Otro de los temas destacados por los jóvenes fue la vinculación entre la escuela y el mundo del trabajo. “Queremos armar una cooperativa de trabajo acá en el Penal. Vos sabés que cuándo salís de acá, además de llevarte el título también te llevás un cartel que dice que estuviste preso. Eso en la calle te complica para encontrar trabajo”, apuntó uno de los alumnos.

Atento a la participación de los estudiantes, el director de la escuela aprovechó una de las intervenciones para recordarles a los jóvenes que los problemas para incorporarse al mundo del trabajo no son exclusivos de las escuelas en contextos de encierro y enfatizó: “Todavía es una deuda pendiente que tenemos como sociedad”.

Finalmente, luego de intensas horas de debate, el encuentro se dio por terminado. El equipo del Ministerio de Educación agradeció la comprometida participación de los estudiantes e invitó a seguir avanzando en las posteriores etapas del PJM. “La idea es que este proyecto tenga frutos para ustedes y para la sociedad en su conjunto, que se puedan escuchar las opiniones de chicos que pasan por este tipo de situaciones”, concluyó Guadalupe Dios.

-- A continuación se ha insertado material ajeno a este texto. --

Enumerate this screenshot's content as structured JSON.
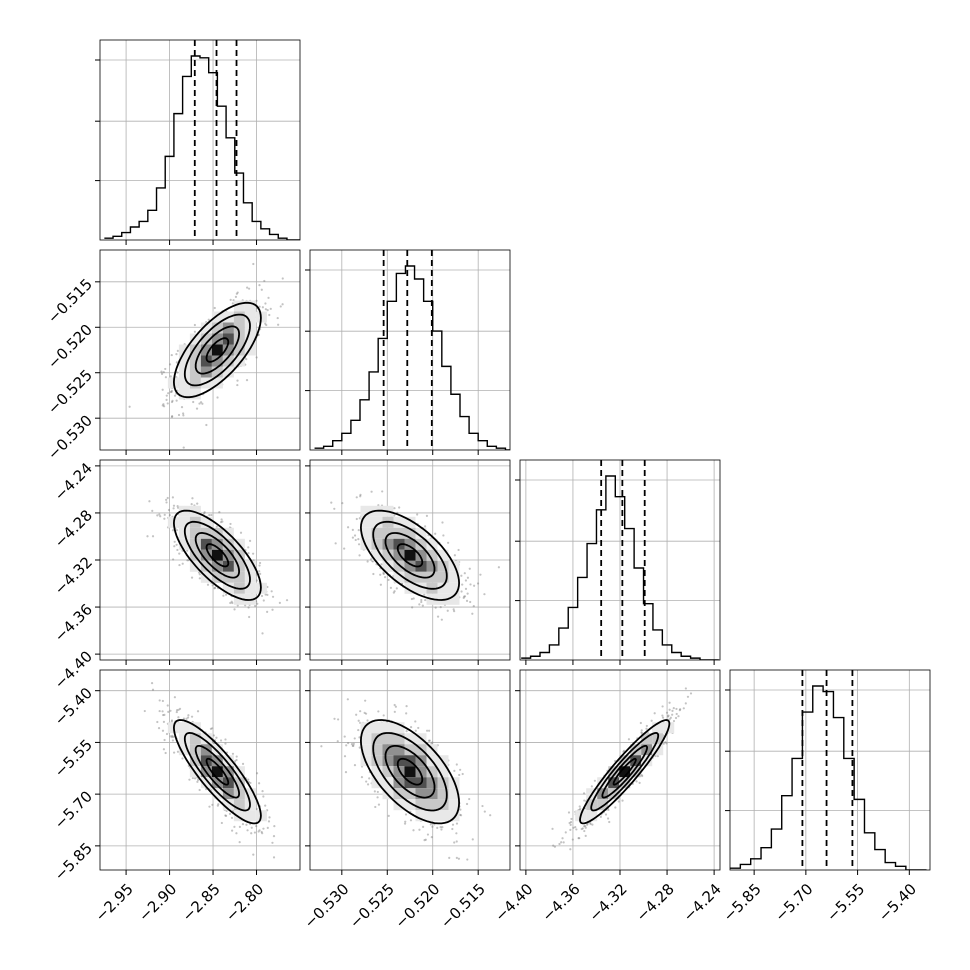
{
  "chart_data": {
    "type": "corner",
    "colors": {
      "line": "#000000",
      "grid": "#b0b0b0",
      "frame": "#000000"
    },
    "grid": true,
    "parameters": [
      {
        "range": [
          -2.98,
          -2.75
        ],
        "ticks": [
          -2.95,
          -2.9,
          -2.85,
          -2.8
        ],
        "tick_labels": [
          "−2.95",
          "−2.90",
          "−2.85",
          "−2.80"
        ]
      },
      {
        "range": [
          -0.5335,
          -0.5115
        ],
        "ticks": [
          -0.53,
          -0.525,
          -0.52,
          -0.515
        ],
        "tick_labels": [
          "−0.530",
          "−0.525",
          "−0.520",
          "−0.515"
        ]
      },
      {
        "range": [
          -4.405,
          -4.235
        ],
        "ticks": [
          -4.4,
          -4.36,
          -4.32,
          -4.28,
          -4.24
        ],
        "tick_labels": [
          "−4.40",
          "−4.36",
          "−4.32",
          "−4.28",
          "−4.24"
        ]
      },
      {
        "range": [
          -5.92,
          -5.34
        ],
        "ticks": [
          -5.85,
          -5.7,
          -5.55,
          -5.4
        ],
        "tick_labels": [
          "−5.85",
          "−5.70",
          "−5.55",
          "−5.40"
        ]
      }
    ],
    "histograms": [
      {
        "bin_start": -2.975,
        "bin_width": 0.01,
        "counts": [
          1,
          2,
          4,
          7,
          10,
          16,
          28,
          45,
          68,
          88,
          99,
          98,
          90,
          72,
          55,
          36,
          20,
          10,
          6,
          3,
          1,
          0,
          0
        ],
        "quantiles": [
          -2.871,
          -2.846,
          -2.823
        ]
      },
      {
        "bin_start": -0.533,
        "bin_width": 0.001,
        "counts": [
          1,
          2,
          5,
          9,
          16,
          27,
          42,
          60,
          80,
          95,
          99,
          92,
          80,
          64,
          45,
          30,
          18,
          9,
          5,
          2,
          1,
          0
        ],
        "quantiles": [
          -0.5254,
          -0.5228,
          -0.5201
        ]
      },
      {
        "bin_start": -4.404,
        "bin_width": 0.008,
        "counts": [
          1,
          2,
          4,
          8,
          17,
          28,
          44,
          62,
          80,
          98,
          87,
          70,
          49,
          30,
          16,
          8,
          4,
          2,
          1,
          0,
          0
        ],
        "quantiles": [
          -4.336,
          -4.318,
          -4.299
        ]
      },
      {
        "bin_start": -5.92,
        "bin_width": 0.03,
        "counts": [
          1,
          3,
          6,
          12,
          22,
          40,
          60,
          85,
          99,
          96,
          82,
          60,
          38,
          20,
          11,
          4,
          2,
          0,
          0
        ],
        "quantiles": [
          -5.71,
          -5.64,
          -5.565
        ]
      }
    ],
    "pairs": [
      {
        "x_param": 0,
        "y_param": 1,
        "mean": [
          -2.845,
          -0.5225
        ],
        "sd": [
          0.025,
          0.0026
        ],
        "corr": 0.68
      },
      {
        "x_param": 0,
        "y_param": 2,
        "mean": [
          -2.845,
          -4.316
        ],
        "sd": [
          0.025,
          0.019
        ],
        "corr": -0.72
      },
      {
        "x_param": 1,
        "y_param": 2,
        "mean": [
          -0.5225,
          -4.316
        ],
        "sd": [
          0.0027,
          0.019
        ],
        "corr": -0.62
      },
      {
        "x_param": 0,
        "y_param": 3,
        "mean": [
          -2.845,
          -5.635
        ],
        "sd": [
          0.025,
          0.075
        ],
        "corr": -0.85
      },
      {
        "x_param": 1,
        "y_param": 3,
        "mean": [
          -0.5225,
          -5.635
        ],
        "sd": [
          0.0027,
          0.075
        ],
        "corr": -0.6
      },
      {
        "x_param": 2,
        "y_param": 3,
        "mean": [
          -4.316,
          -5.635
        ],
        "sd": [
          0.019,
          0.075
        ],
        "corr": 0.93
      }
    ]
  }
}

El Parlamento en contextos de privación de la libertad

El proyecto del Parlamento Juvenil del Mercosur trabaja en conjunto con la Modalidad de Educación en Contextos de Encierro en la planificación e implementación de esta línea de acción en escuelas secundarias que funcionan dentro de unidades penitenciarias e institutos de menores en conflicto con la ley. Entre las actividades que desempeñan los equipos se destacan la distribución de material, el seguimiento técnico, la elección de delegados representantes para las instancias escolares y la organización de su participación en la instancia nacional del PJM.

En 2010 se comenzó con una experiencia piloto en la escuela de la Unidad Penal de Lisandro Olmos, Provincia de Buenos Aires, cuyos estudiantes tuvieron la oportunidad de participar en los encuentros provinciales y nacionales.

Durante 2011 esta experiencia, que se reiteró de manera satisfactoria y con mucha repercusión entre los estudiantes, se amplió a las provincias de Salta, La Pampa y a otros escuelas bonaerenses de los penales de Junín y Florencio Varela.

Este año se inició el trabajo en otras cinco unidades penitenciarias de Buenos Aires: Ituzaingó, Sierra Chica, Virrey del Pino, Marcos Paz y Gorina. Además, se incorporó al Proyecto un instituto de menores de la Provincia de Mendoza.

Recientemente se cerraron acuerdos provinciales para la implementación del Proyecto en Chaco, Chubut, Formosa, Neuquén, Río Negro, San Juan, Tucumán y Tierra del Fuego.

La Coordinación de Contextos de Encierro agradece a la Dirección de Políticas Socio-educativas por el apoyo en esta articulación y por la difusión de la experiencia. Asimismo, a Verónica Lorenzo, coordinadora de PJMercosur y a todo su equipo de trabajo por la pasión y el compromiso con este proyecto.